Oops, outsmarted myself

I’m away from home all week for business, so to keep myself occupied I had a great idea - take a few of my backlog of kits and my toolbox and work on those. I figured 3 kits would be enough. Or not - I already finished one.

–Randy

Any hobby shops nearby wherever you’re at on business?

Detail them. Weather them. Stick little outdoor sockets on them------

Either that --or—hope for a good Not So LHS nearby.

Then again–you can go on a 2 day Lent----[:D][:-^]

Press hard onto the next two, Randy. That way, you’ll learn a good lesson…AND…you’ll be that much keener at the bit when you return home.

[:P]

Go to a Rod Stewart concert and work on one there, when the audience raises their Bics lit raise your kit instead.

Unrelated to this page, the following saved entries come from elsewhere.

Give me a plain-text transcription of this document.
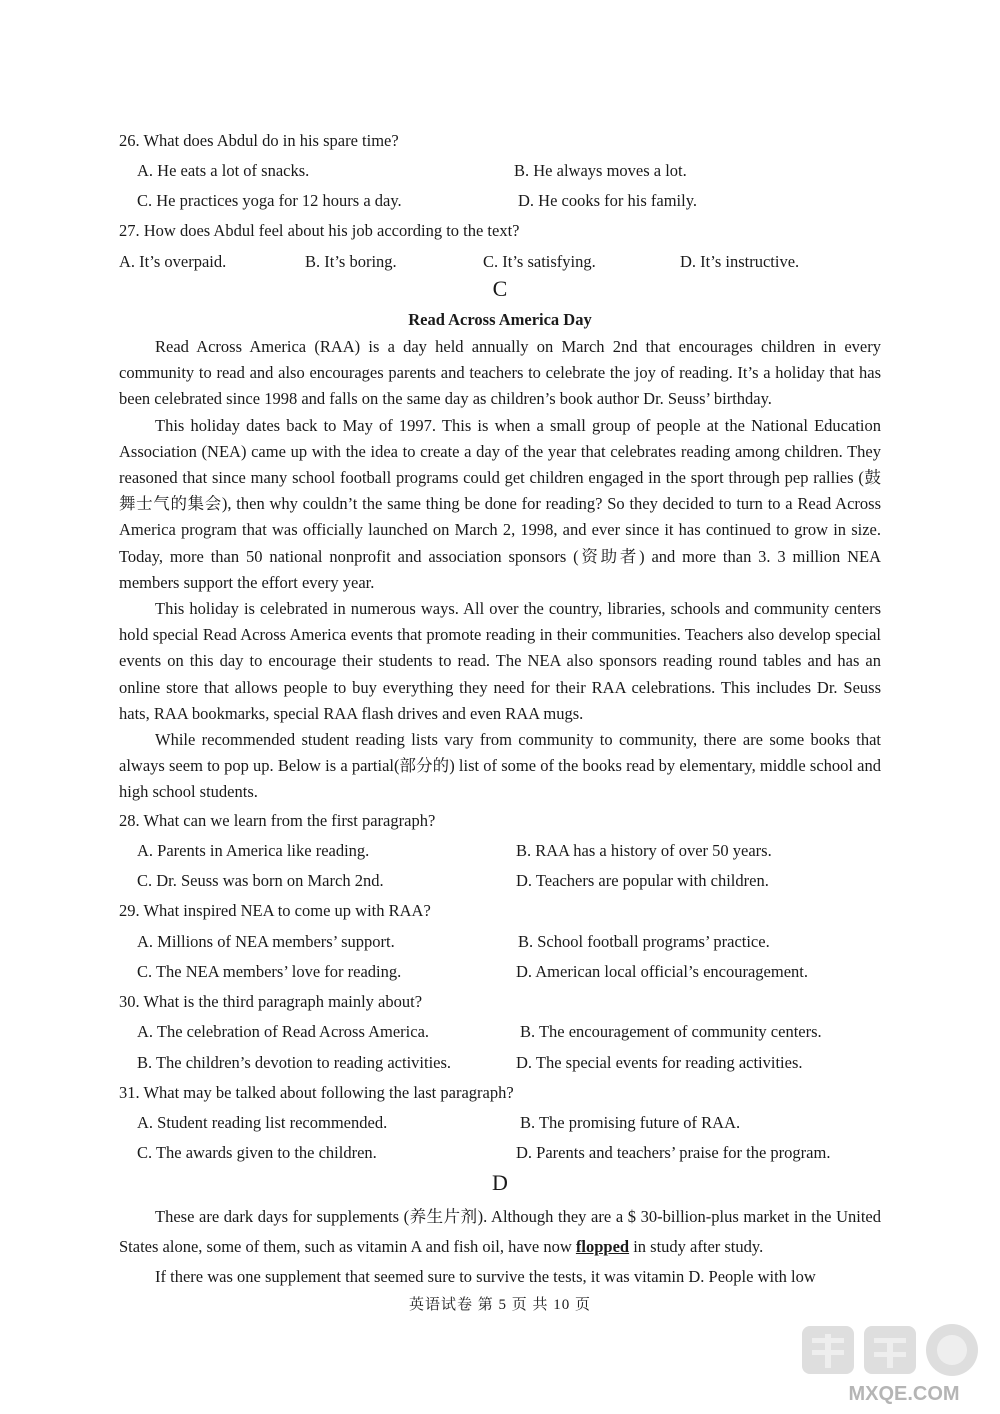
26. What does Abdul do in his spare time?
A. He eats a lot of snacks.	B. He always moves a lot.
C. He practices yoga for 12 hours a day.	D. He cooks for his family.
27. How does Abdul feel about his job according to the text?
A. It’s overpaid.	B. It’s boring.	C. It’s satisfying.	D. It’s instructive.
C
Read Across America Day

Read Across America (RAA) is a day held annually on March 2nd that encourages children in every community to read and also encourages parents and teachers to celebrate the joy of reading. It’s a holiday that has been celebrated since 1998 and falls on the same day as children’s book author Dr. Seuss’ birthday.

This holiday dates back to May of 1997. This is when a small group of people at the National Education Association (NEA) came up with the idea to create a day of the year that celebrates reading among children. They reasoned that since many school football programs could get children engaged in the sport through pep rallies (鼓舞士气的集会), then why couldn’t the same thing be done for reading? So they decided to turn to a Read Across America program that was officially launched on March 2, 1998, and ever since it has continued to grow in size. Today, more than 50 national nonprofit and association sponsors (资助者) and more than 3. 3 million NEA members support the effort every year.

This holiday is celebrated in numerous ways. All over the country, libraries, schools and community centers hold special Read Across America events that promote reading in their communities. Teachers also develop special events on this day to encourage their students to read. The NEA also sponsors reading round tables and has an online store that allows people to buy everything they need for their RAA celebrations. This includes Dr. Seuss hats, RAA bookmarks, special RAA flash drives and even RAA mugs.

While recommended student reading lists vary from community to community, there are some books that always seem to pop up. Below is a partial(部分的) list of some of the books read by elementary, middle school and high school students.

28. What can we learn from the first paragraph?
A. Parents in America like reading.	B. RAA has a history of over 50 years.
C. Dr. Seuss was born on March 2nd.	D. Teachers are popular with children.
29. What inspired NEA to come up with RAA?
A. Millions of NEA members’ support.	B. School football programs’ practice.
C. The NEA members’ love for reading.	D. American local official’s encouragement.
30. What is the third paragraph mainly about?
A. The celebration of Read Across America.	B. The encouragement of community centers.
B. The children’s devotion to reading activities.	D. The special events for reading activities.
31. What may be talked about following the last paragraph?
A. Student reading list recommended.	B. The promising future of RAA.
C. The awards given to the children.	D. Parents and teachers’ praise for the program.
D

These are dark days for supplements (养生片剂). Although they are a $ 30-billion-plus market in the United States alone, some of them, such as vitamin A and fish oil, have now flopped in study after study.

If there was one supplement that seemed sure to survive the tests, it was vitamin D. People with low

英语试卷 第 5 页 共 10 页
MXQE.COM
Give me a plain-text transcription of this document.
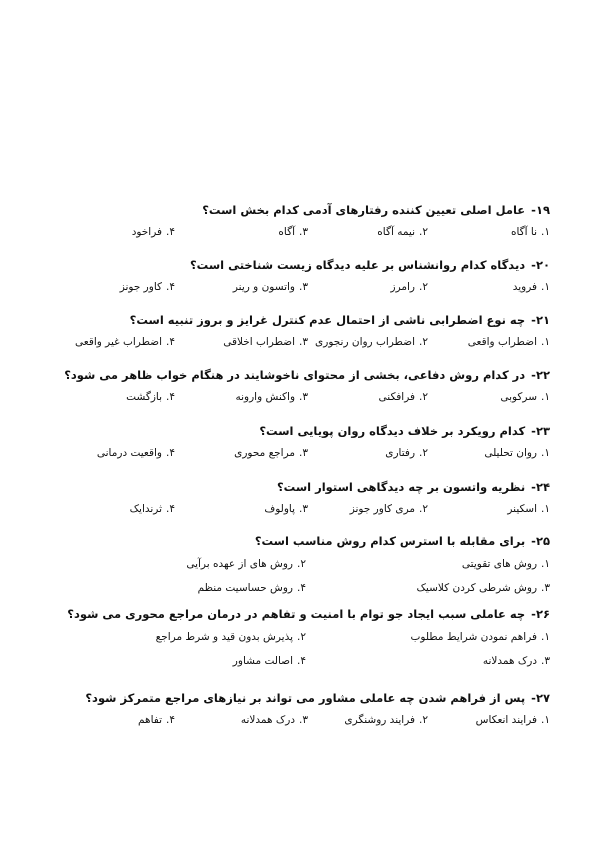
۱۹-
عامل اصلی تعیین کننده رفتارهای آدمی کدام بخش است؟
۱.نا آگاه
۲.نیمه آگاه
۳.آگاه
۴.فراخود
۲۰-
دیدگاه کدام روانشناس بر علیه دیدگاه زیست شناختی است؟
۱.فروید
۲.رامرز
۳.واتسون و رینر
۴.کاور جونز
۲۱-
چه نوع اضطرابی ناشی از احتمال عدم کنترل غرایز و بروز تنبیه است؟
۱.اضطراب واقعی
۲.اضطراب روان رنجوری
۳.اضطراب اخلاقی
۴.اضطراب غیر واقعی
۲۲-
در کدام روش دفاعی، بخشی از محتوای ناخوشایند در هنگام خواب ظاهر می شود؟
۱.سرکوبی
۲.فرافکنی
۳.واکنش وارونه
۴.بازگشت
۲۳-
کدام رویکرد بر خلاف دیدگاه روان پویایی است؟
۱.روان تحلیلی
۲.رفتاری
۳.مراجع محوری
۴.واقعیت درمانی
۲۴-
نظریه واتسون بر چه دیدگاهی استوار است؟
۱.اسکینر
۲.مری کاور جونز
۳.پاولوف
۴.ثرندایک
۲۵-
برای مقابله با استرس کدام روش مناسب است؟
۱.روش های تقویتی
۲.روش های از عهده برآیی
۳.روش شرطی کردن کلاسیک
۴.روش حساسیت منظم
۲۶-
چه عاملی سبب ایجاد جو توام با امنیت و تفاهم در درمان مراجع محوری می شود؟
۱.فراهم نمودن شرایط مطلوب
۲.پذیرش بدون قید و شرط مراجع
۳.درک همدلانه
۴.اصالت مشاور
۲۷-
پس از فراهم شدن چه عاملی مشاور می تواند بر نیازهای مراجع متمرکز شود؟
۱.فرایند انعکاس
۲.فرایند روشنگری
۳.درک همدلانه
۴.تفاهم
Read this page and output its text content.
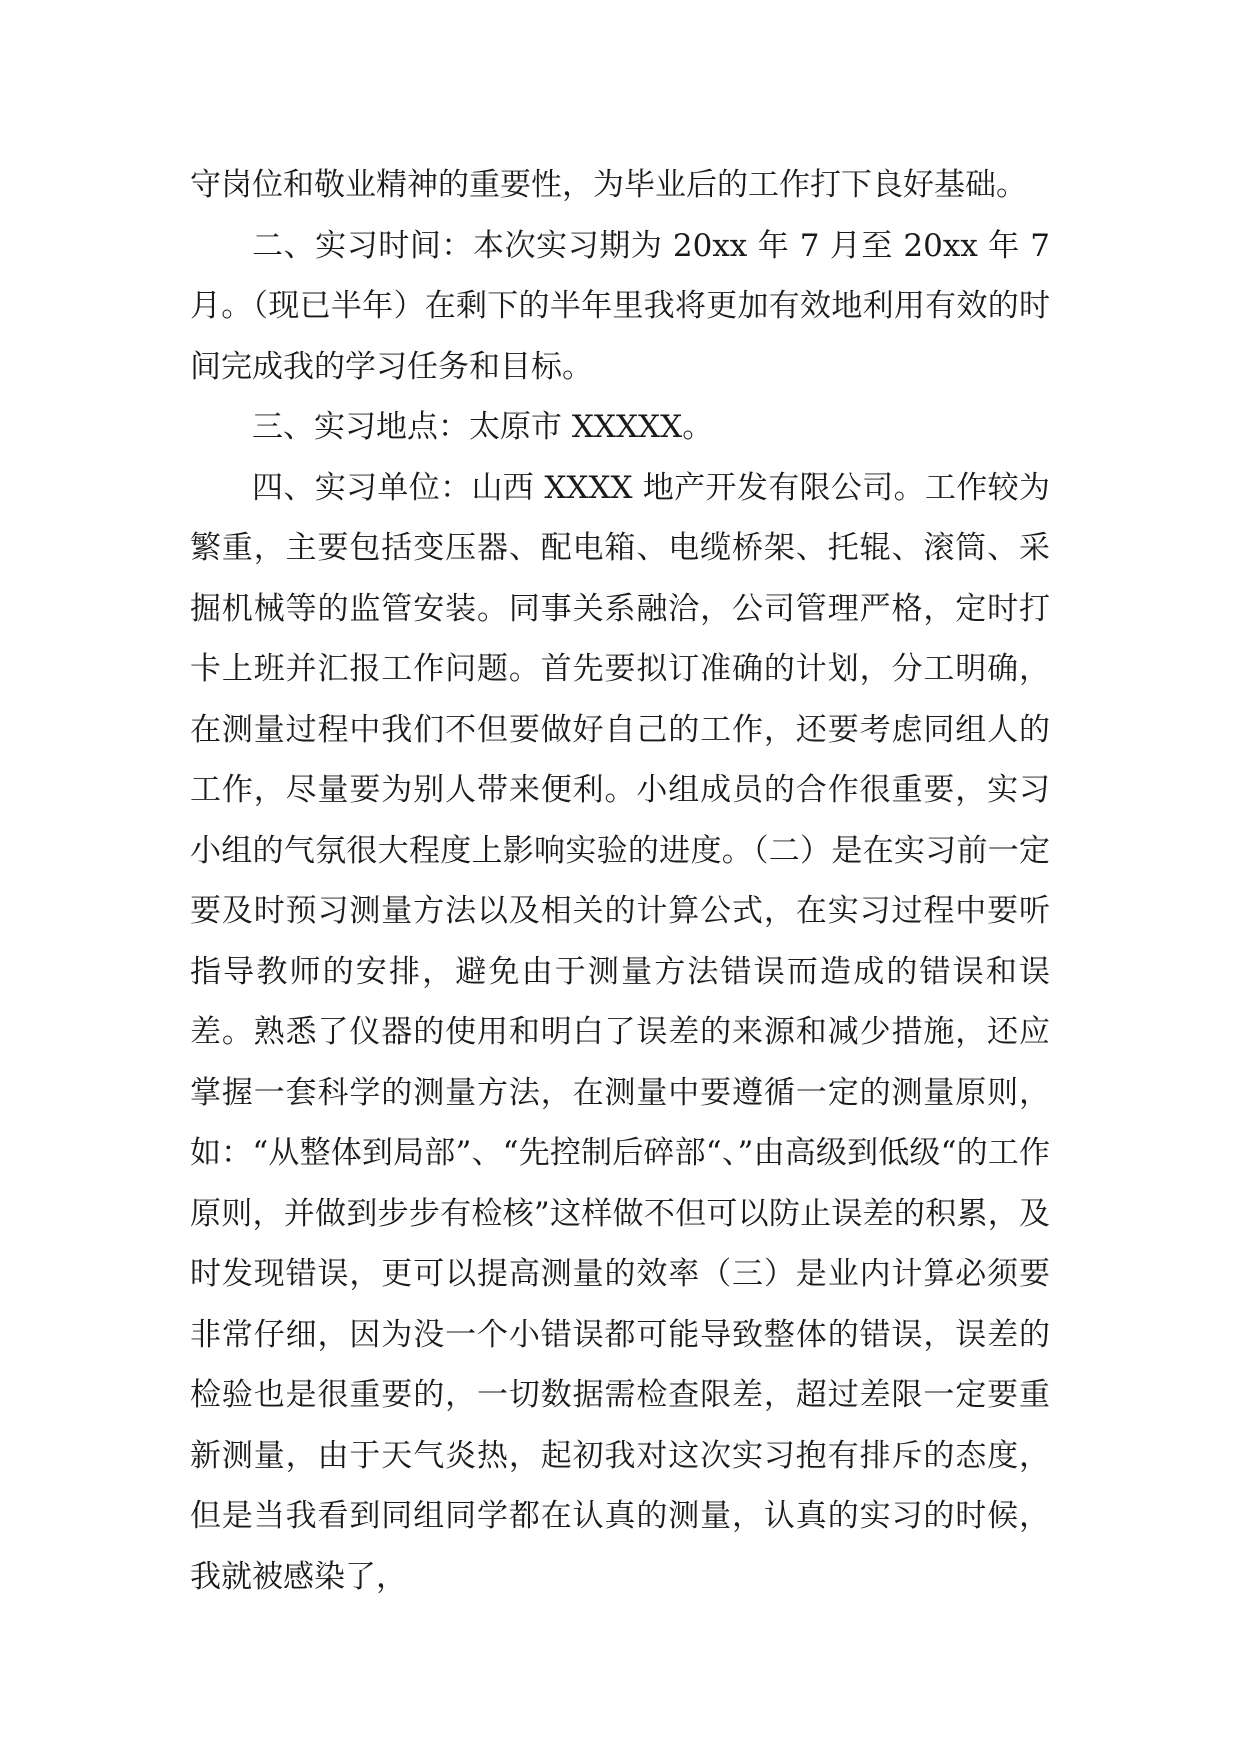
守岗位和敬业精神的重要性，为毕业后的工作打下良好基础。

二、实习时间：本次实习期为 20xx 年 7 月至 20xx 年 7 月。（现已半年）在剩下的半年里我将更加有效地利用有效的时间完成我的学习任务和目标。

三、实习地点：太原市 XXXXX。

四、实习单位：山西 XXXX 地产开发有限公司。工作较为繁重，主要包括变压器、配电箱、电缆桥架、托辊、滚筒、采掘机械等的监管安装。同事关系融洽，公司管理严格，定时打卡上班并汇报工作问题。首先要拟订准确的计划，分工明确，在测量过程中我们不但要做好自己的工作，还要考虑同组人的工作，尽量要为别人带来便利。小组成员的合作很重要，实习小组的气氛很大程度上影响实验的进度。（二）是在实习前一定要及时预习测量方法以及相关的计算公式，在实习过程中要听指导教师的安排，避免由于测量方法错误而造成的错误和误差。熟悉了仪器的使用和明白了误差的来源和减少措施，还应掌握一套科学的测量方法，在测量中要遵循一定的测量原则，如：“从整体到局部”、“先控制后碎部“、”由高级到低级“的工作原则，并做到步步有检核”这样做不但可以防止误差的积累，及时发现错误，更可以提高测量的效率（三）是业内计算必须要非常仔细，因为没一个小错误都可能导致整体的错误，误差的检验也是很重要的，一切数据需检查限差，超过差限一定要重新测量，由于天气炎热，起初我对这次实习抱有排斥的态度，但是当我看到同组同学都在认真的测量，认真的实习的时候，我就被感染了，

Rod will see that instantly

John Page, a 1940s-1950s editor of Model Railroader magazine, told of being visited in his office by a mister Vaughn Monroe, a crooner and bandleader of some note of that era. Mr Monroe was also a model railroader and he carried with him when his band was on tour a briefcase which contained a workbench on which Mr Monroe assembled models in his hotel room after the evenings performance.

Now this was before the days of shake-the-box plastic kits. In those days when you assembled a kit . . . . . . . . . . you assembled a kit! Mr Monroe reflected that he tried to take with him enough kits to last for the tour but sometimes he misjudged that and had to purchase one while on the road. It was, he reflected, a great way to visit hobby shops which he had done in about forty states. Most of the locomotives and rolling stock running on his home layout–which was somewhere in the Boston, Mass area I understand–had been built while Mr. Monroe was on the road touring with his band.

I recall a geologist when sitting wells in far Northern Alberta would take locomotive kits and build them when on deep wells, sometimes 3 - 4 weeks at a shift. Nice that an oil company helped pay for someones hobby, beats sitting in a trailer with a bottle of rum eh?

Actually, I did find one that seems to have a HUGE train collection. Bad news, it’s at elast a half hour away and they close at 6pm - I’m not done a work until 5.

–Randy

Precisely the story I remembered that made me think of taking a few kits along on this trip.

–Randy

What I SHOULD have done is brought some slightly more difficult kits. Since I just grabbed my entire model building toolbox rather than pick and choose specific tools, I have everything I’d need to build somethign a bit harder than a Branchline Yardmaster. Say, one of my P2K tank cars.

My next real challenge, I picked up a couple of F&C resin kits last weekend. The Reading gons will be a stretch to have on my era layout, although some were converted to tie cars for MOW trains, which is probably what I’ll do. The LNE covered cement hopper will fit right in, but it’s the older flat kit version, not the nice new ones with the covered hopper body cast in one piece. Should be interesting, if not time consuming, cleaning off all that flash.

–Randy

Do you have time (lunch, coffee break) to give them a call and see if they will stay open a little later for you?